Sunday, August 16, 2015

Why Am Disappeared?

Time flies so fast.. Now it's been over a year that I quit my previous job. There were lots of questions have been asked from people who around me, especially my beloved girlfriend. 

She was asking me, "Why did I leave my job since I said that my future will be bright if I worked there?" and she kept asking me, "What will I do after I quit my job?" I told her once before I quit my job that I wanna run my own biz... But when she asked me, "What are you doing nowadays?" I told her that I just sleep and eat. And she kept asking me again and again but I gave the same answer instead of telling her the truth. Well, it was a joke to tell her that I just sleep and eat without doing anything. So I tried to hide her what I was actually doing. It wasn’t nice to lie her like that. The thing was that I wanted surprise her when I'm successful. So I tried to hide her what I was actually doing.

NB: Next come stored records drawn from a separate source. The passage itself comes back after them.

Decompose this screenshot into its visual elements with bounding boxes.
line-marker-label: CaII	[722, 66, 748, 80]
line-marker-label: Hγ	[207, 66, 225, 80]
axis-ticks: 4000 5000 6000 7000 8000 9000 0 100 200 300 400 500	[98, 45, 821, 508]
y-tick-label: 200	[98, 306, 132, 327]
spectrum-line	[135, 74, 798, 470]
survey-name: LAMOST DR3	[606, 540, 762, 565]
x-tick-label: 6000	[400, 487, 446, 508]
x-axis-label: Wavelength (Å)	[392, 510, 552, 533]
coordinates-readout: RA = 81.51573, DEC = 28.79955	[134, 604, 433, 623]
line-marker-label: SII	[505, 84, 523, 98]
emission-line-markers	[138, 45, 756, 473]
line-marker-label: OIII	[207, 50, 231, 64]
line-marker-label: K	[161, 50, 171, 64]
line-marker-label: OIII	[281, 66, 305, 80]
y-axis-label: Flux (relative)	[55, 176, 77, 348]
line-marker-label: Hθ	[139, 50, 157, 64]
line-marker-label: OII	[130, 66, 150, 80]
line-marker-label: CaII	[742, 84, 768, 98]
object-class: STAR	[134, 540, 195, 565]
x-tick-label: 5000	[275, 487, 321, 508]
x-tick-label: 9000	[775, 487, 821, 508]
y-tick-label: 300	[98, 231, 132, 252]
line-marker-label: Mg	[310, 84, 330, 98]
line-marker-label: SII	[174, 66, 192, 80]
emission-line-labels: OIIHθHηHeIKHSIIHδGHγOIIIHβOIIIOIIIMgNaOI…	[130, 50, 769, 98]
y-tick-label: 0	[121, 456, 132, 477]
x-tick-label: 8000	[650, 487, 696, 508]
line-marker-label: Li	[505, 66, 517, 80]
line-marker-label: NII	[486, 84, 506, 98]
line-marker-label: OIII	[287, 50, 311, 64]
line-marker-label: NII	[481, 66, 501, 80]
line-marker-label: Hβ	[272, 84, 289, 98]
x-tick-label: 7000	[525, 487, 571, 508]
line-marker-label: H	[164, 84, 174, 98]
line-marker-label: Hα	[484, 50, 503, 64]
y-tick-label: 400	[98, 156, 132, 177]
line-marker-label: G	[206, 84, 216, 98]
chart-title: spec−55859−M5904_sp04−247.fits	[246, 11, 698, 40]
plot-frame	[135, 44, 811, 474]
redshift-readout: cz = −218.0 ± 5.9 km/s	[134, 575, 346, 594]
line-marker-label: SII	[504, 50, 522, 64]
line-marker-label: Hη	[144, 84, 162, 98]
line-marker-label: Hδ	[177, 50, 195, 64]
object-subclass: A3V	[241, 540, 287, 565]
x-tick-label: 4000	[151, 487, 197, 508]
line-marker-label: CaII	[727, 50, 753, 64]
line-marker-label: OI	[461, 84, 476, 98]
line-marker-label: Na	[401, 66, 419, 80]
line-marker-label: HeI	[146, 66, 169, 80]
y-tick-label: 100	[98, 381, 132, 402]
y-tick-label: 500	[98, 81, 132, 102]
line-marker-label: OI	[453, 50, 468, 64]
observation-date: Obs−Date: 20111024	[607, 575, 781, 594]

Unfortunately, I ran my own businesses and it failed. I completely felt so down since I lost everything. I couldn’t tell my beloved girlfriend what actually happened to me.  I didn’t want to see her worry coz I know that I was sick and also busy.

I was so down and locked myself for a week… I felt like I’m drowning and floating in the air... and sometimes I also felt like floating on the sea without direction.





However, during my difficult situation… I was always thinking about my beloved girlfriend who always motivates and encourages me, and especially the promised that I will marry her next year (2016). The promised to marry her next year is motivated me to stand-up fighting for the success again. So I decided to disappear for a few months to recover the lost and make thing better.

Now, here I am… I’m coming back. And I wanna tell her everything.